While widespread precipitation will end this morning, scattered showers and thunderstorms are expected by this afternoon. Heavy rain may accompany stronger storms that develop, particularly at the north end of the valley where a convergence line may develop, and areas of the valley from Sacramento southward. HREF probabilities of 0.50″/hr rates are around 30-40% in those areas, and around 10% for 1″/hr rates south of Sacramento.

Snow impacts today and Friday

In the Sierra, the snow level will continue to lower to around 4-5k ft. The heaviest snow is expected through about late morning with a break potentially into this evening before snow picks up again through Friday evening.

In the valley, shower chances will continue through Friday and a few thunderstorms will be possible again Friday afternoon. Saturday looks to mostly offer a brief break from the wet weather before another wet and windy system moves up from the southwest on Sunday.

Storm #2 rain impacts

Extended Discussion (Monday through Thursday)

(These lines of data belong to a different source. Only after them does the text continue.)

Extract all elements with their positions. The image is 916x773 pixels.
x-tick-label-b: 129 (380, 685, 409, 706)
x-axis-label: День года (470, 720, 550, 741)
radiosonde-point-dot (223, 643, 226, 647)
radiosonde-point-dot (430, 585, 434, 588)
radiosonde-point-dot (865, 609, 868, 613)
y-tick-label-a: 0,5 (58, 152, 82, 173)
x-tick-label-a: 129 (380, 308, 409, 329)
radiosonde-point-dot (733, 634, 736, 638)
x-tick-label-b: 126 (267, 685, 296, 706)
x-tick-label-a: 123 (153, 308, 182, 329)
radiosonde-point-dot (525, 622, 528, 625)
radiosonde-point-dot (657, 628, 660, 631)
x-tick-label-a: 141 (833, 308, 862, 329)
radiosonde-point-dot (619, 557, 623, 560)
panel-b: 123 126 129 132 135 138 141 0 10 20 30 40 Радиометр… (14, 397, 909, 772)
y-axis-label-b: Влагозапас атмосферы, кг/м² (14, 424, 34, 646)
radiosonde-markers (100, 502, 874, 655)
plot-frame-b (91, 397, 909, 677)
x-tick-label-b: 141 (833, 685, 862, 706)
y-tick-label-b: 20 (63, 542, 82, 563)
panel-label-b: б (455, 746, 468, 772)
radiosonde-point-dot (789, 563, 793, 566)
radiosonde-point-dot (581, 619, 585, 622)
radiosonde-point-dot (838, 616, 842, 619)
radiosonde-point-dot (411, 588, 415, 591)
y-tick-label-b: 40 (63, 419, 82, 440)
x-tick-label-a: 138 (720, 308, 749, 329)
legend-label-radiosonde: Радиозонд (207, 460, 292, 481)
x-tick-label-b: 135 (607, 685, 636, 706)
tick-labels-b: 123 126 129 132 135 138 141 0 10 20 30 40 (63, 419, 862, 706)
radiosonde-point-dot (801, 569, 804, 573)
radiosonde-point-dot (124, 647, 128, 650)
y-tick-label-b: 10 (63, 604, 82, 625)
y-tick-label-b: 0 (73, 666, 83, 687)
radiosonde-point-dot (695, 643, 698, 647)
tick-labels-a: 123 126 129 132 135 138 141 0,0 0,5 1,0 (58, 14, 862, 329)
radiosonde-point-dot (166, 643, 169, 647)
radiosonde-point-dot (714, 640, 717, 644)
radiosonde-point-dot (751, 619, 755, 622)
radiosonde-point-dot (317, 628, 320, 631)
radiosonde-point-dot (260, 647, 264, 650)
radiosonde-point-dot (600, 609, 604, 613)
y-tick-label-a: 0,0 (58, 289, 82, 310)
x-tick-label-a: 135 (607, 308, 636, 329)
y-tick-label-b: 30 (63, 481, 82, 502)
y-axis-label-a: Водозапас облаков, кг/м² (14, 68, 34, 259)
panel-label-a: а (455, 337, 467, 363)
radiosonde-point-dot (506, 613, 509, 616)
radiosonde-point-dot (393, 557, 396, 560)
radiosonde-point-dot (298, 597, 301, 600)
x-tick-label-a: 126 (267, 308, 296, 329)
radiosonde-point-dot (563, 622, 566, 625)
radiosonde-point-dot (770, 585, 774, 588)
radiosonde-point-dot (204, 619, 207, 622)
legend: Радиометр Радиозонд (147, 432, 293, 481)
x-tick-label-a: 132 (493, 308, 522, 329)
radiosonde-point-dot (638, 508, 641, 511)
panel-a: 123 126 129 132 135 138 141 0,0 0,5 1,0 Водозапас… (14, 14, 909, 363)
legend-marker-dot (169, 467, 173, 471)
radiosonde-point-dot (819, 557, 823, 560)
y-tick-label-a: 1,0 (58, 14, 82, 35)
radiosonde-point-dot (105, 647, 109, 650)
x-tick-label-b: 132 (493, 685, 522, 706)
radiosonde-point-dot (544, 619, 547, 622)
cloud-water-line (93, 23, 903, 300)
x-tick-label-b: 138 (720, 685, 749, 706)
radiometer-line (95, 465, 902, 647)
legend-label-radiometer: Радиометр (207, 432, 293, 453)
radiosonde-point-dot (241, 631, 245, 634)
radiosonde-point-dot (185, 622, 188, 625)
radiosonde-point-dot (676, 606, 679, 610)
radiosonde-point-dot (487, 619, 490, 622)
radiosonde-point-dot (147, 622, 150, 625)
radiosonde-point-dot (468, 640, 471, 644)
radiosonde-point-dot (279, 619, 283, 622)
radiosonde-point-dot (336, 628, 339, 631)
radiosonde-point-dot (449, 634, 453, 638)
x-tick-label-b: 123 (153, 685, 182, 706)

Upper low off the CA Coast Monday and associated AR1 push widespread moderate to locally heavy precipitation into the CWA from the SW. Snow levels trend up Monday under influence of warm conveyor belt.

Storm #2 snow potential

Brunt of precip moves through during the day with stratiform precip turning showery Monday night. WPC QPF thru 12z Tue showing around 1.5 to over 2.5 inches in the Central Valley and 2-6 inches of liquid QPF in the foothills and mountains. 2-4 feet of snow, locally higher, forecast above 6000 feet.

Cyclonic flow with persistent upper low offshore will continue showery weather Tuesday into Wednesday, mainly over the southern half of the CWA.

Forecast uncertainty increases beyond midweek as model diverge. NBM/EC and thus forecast favors wetter weather continuing Thursday as another short wave trough drops into interior NorCal under NWlyflow aloft.